Ganz so spartanisch wollten die meisten Porsche Carrera RS-Kunden ihren Wagen dann wohl doch nicht. Sie entschieden sich für die wieder voll ausgestattete Touring-Version, die auch das Fotomodell schmückt. Offensichtlichster Unterschied (neben der Uhr und der Sonnenblende): gepolsterte Sitze anstelle der kargen Wannen. Damit war der Wagen 2.000 Mark teurer, rund 100 Kilogramm schwerer und 0,6 Sekunden langsamer beim Standardsprint. Aber immer noch konkurrenzlos.
Der Käfer fährt in Gedanken mit
Links vom Lenkrad des Porsche Carrera RS steckt bereits der Schlüssel im Zündschloss. Ein Dreh, und die Benzinpumpe summt. Eine weitere Drehung, und der Sechszylinder-Boxer springt an, geht mit einem aggressiven Bollern sofort in Angriffshaltung. Umso erstaunlicher, wie kinderleicht sich so ein Sportwagen in Bewegung setzen lässt. Kupplung, Schaltung, Lenkung – alles wie beim Käfer. Irgendwie zumindest.
Ab 3.000 Umdrehungen jedoch verblasst die Erinnerung an den Bestseller aus Wolfsburg.
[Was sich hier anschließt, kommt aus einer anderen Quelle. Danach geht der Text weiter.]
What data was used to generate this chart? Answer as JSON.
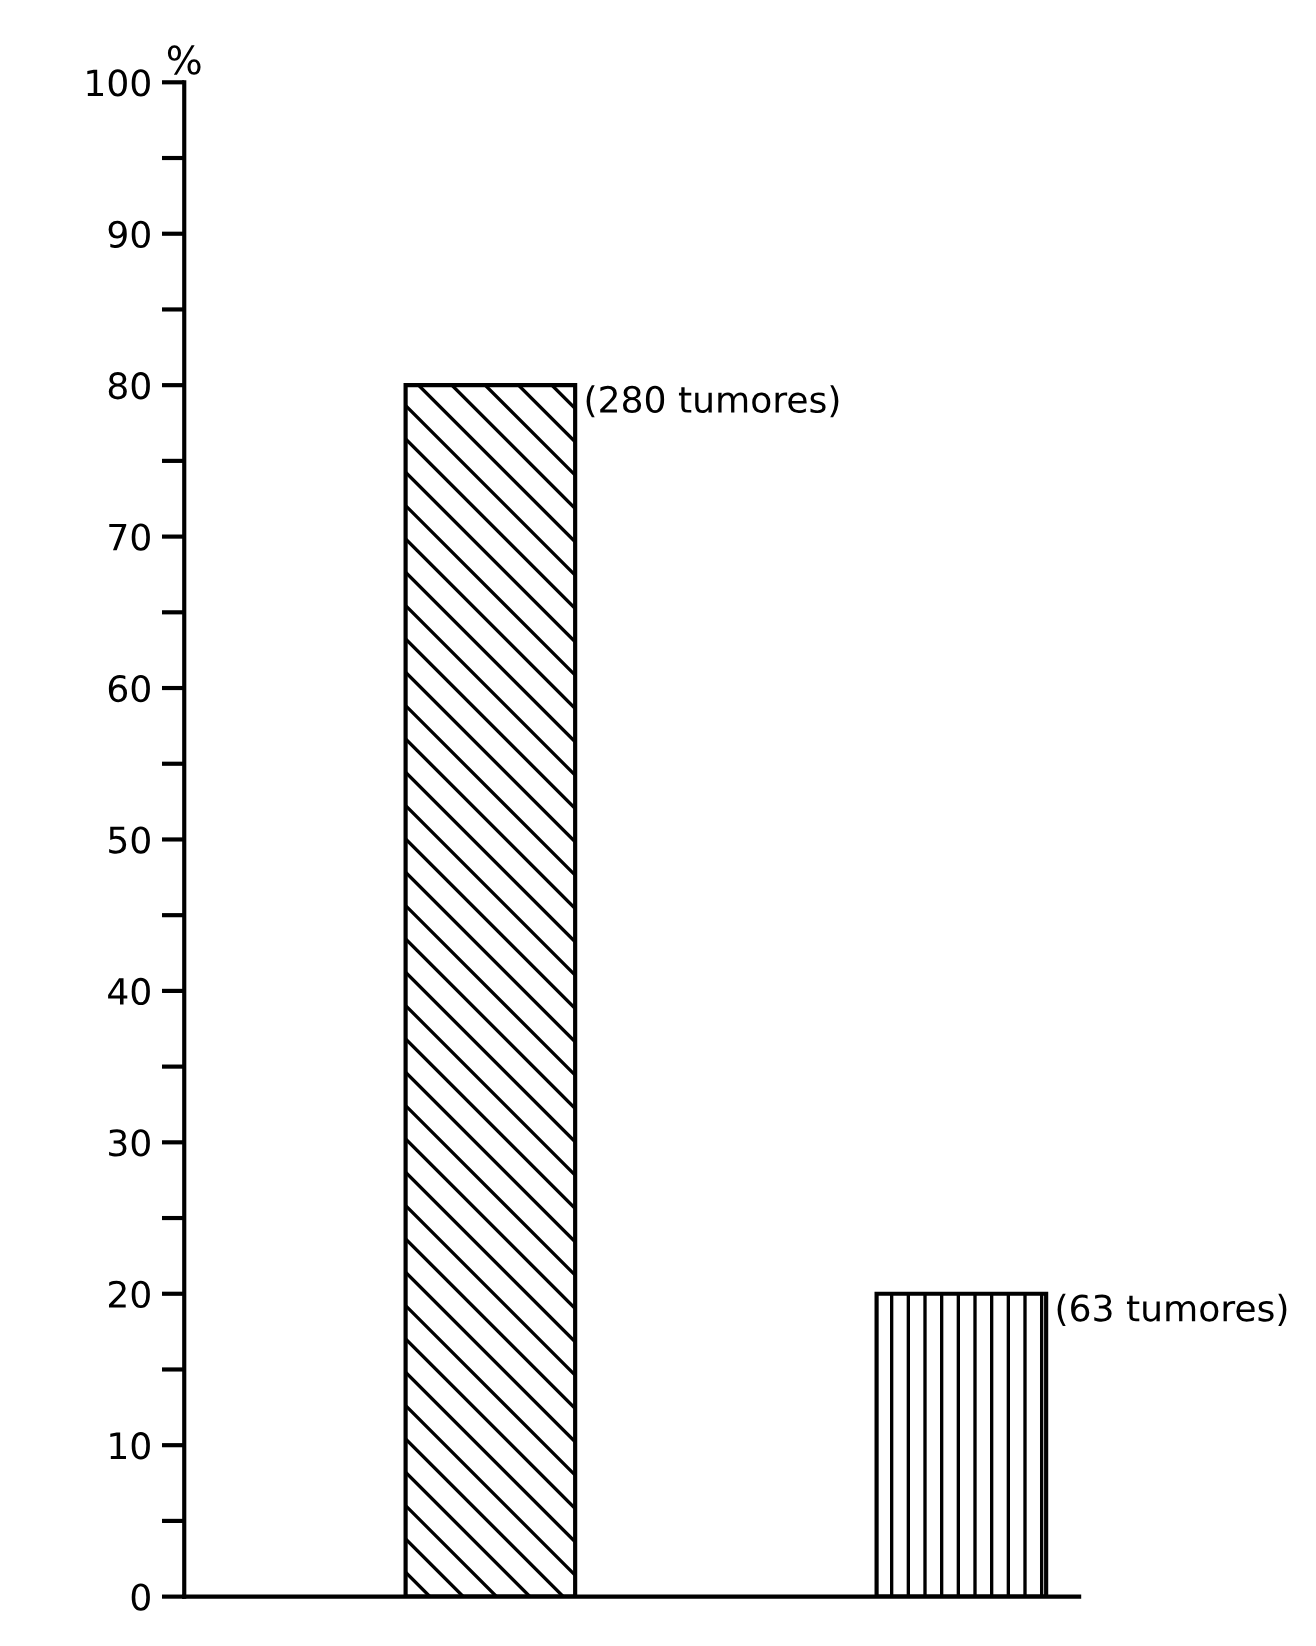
{
  "chart_data": {
    "type": "bar",
    "ylabel": "%",
    "categories": [
      null,
      null
    ],
    "values": [
      80,
      20
    ],
    "color": "#000000",
    "annotations": [
      "(280 tumores)",
      "(63 tumores)"
    ],
    "ylim": [
      0,
      100
    ],
    "yticks": [
      0,
      {
        "value": 5,
        "label": null
      },
      10,
      {
        "value": 15,
        "label": null
      },
      20,
      {
        "value": 25,
        "label": null
      },
      30,
      {
        "value": 35,
        "label": null
      },
      40,
      {
        "value": 45,
        "label": null
      },
      50,
      {
        "value": 55,
        "label": null
      },
      60,
      {
        "value": 65,
        "label": null
      },
      70,
      {
        "value": 75,
        "label": null
      },
      80,
      {
        "value": 85,
        "label": null
      },
      90,
      {
        "value": 95,
        "label": null
      },
      100
    ],
    "grid": false,
    "legend": false
  }
}
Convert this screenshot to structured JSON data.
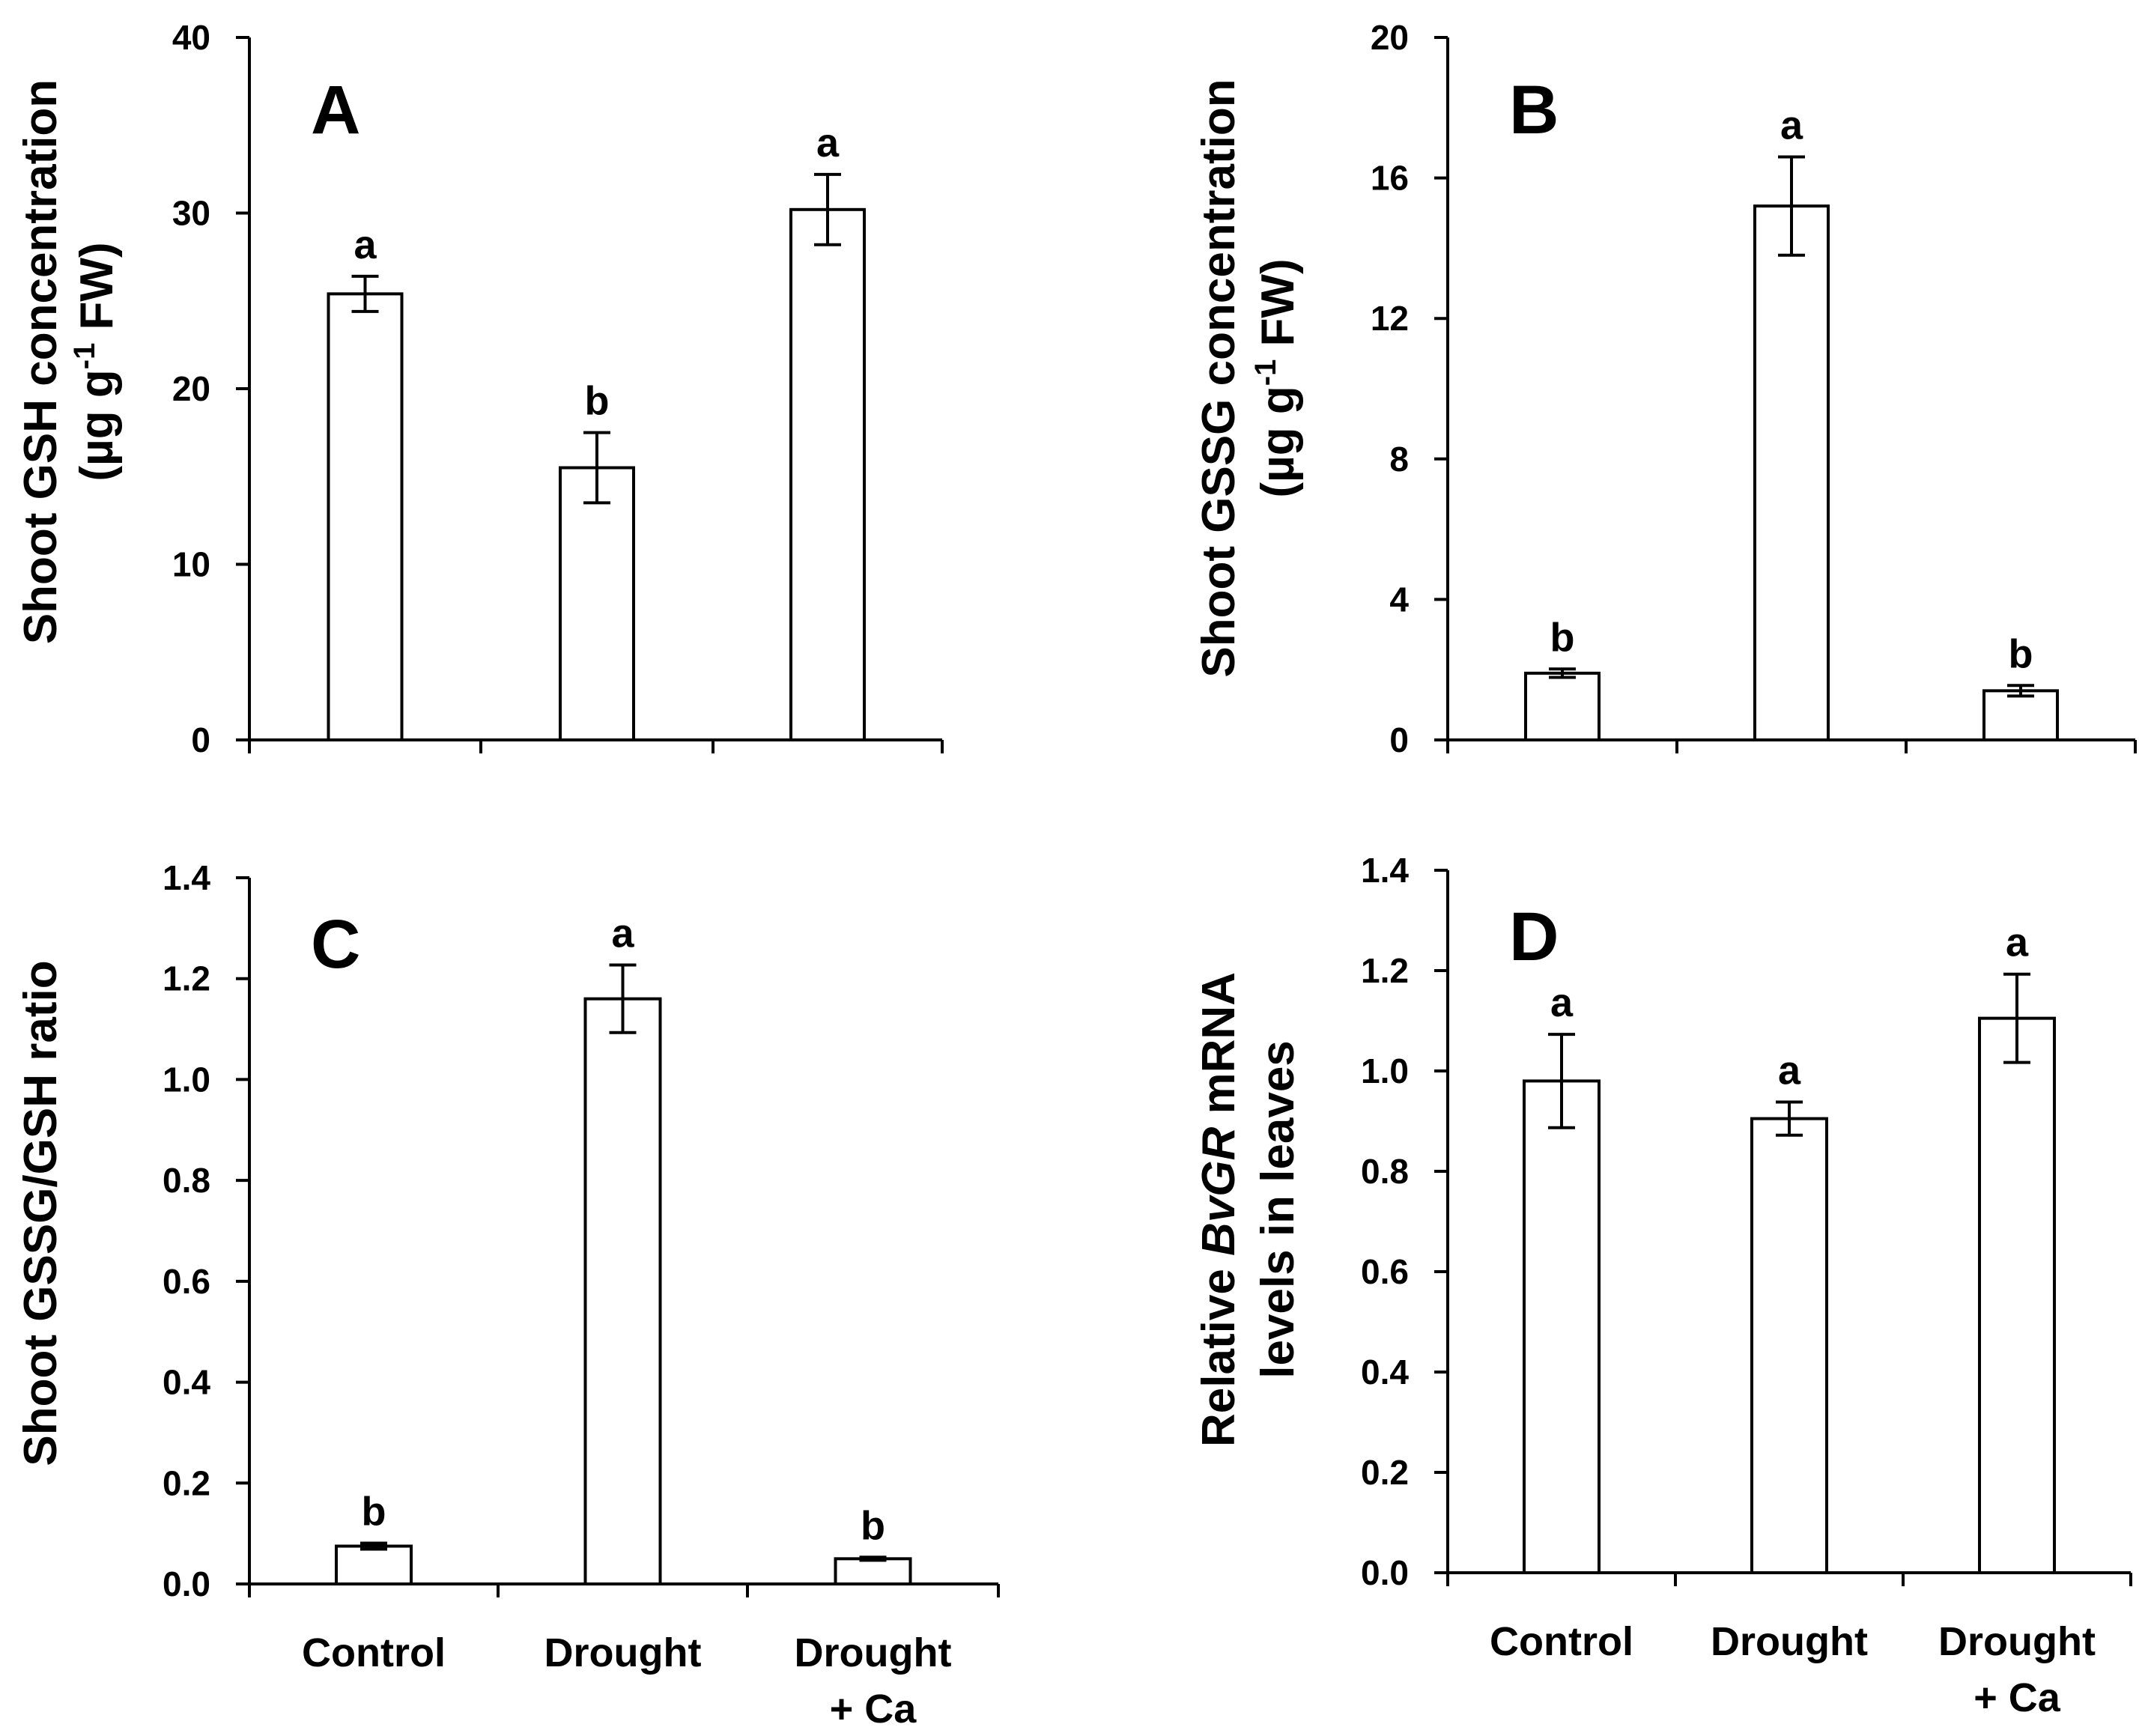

Vertrieben von diesem einmaligen Fauchen aus dem Heck, das wie eine klare Ansage ins Gehirn dringt: Gas geben, jetzt! Der Drehzahlmesser schießt in Richtung der 6.000er-Marke, zweiter Gang, diesmal bis sechsfünf; dritter Gang, der Fuß drückt voll durch. Da ist es, dieses unnachahmliche Schreien. Heiser und zornig. Mein Gott, wie haben die das bei Porsche nur hingekriegt? Das Ende der Bahn kommt viel zu schnell. Der Porsche Carrera RS dreht quasi auf der Stelle. Seitenneigung ist ihm dabei völlig fremd, und jeder Lenkbefehl wird direkt umgesetzt. Man spürt sofort, dass ihm Kurven liegen, schnelle ganz besonders.
Ein letztes Mal muss der imaginäre Alpenpass herhalten, dann ist Schluss für heute. Oder fast. Einmal geht noch. Nur ein einziges Mal noch diesen Motor spüren, die Gänge ausdrehen. Droge Carrera. Ein paar Sprints über eine abgesperrte Landebahn genügen, und man ist drauf. Einfach so. Zurück zu den beiden anderen, die bereits für die Fotoproduktion aufgereiht auf den Porsche warten. Was für ein Trio! Der gestrippte BMW 3.0 CSL – zeitlos elegant und voller Power. Der Capri RS 2600 mit seinem brutalen Muscle-Car-Charme. Der Porsche Carrera RS als ultimativer 911er-Ableger. Es fällt schwer, nicht doch noch Beifall zu klatschen.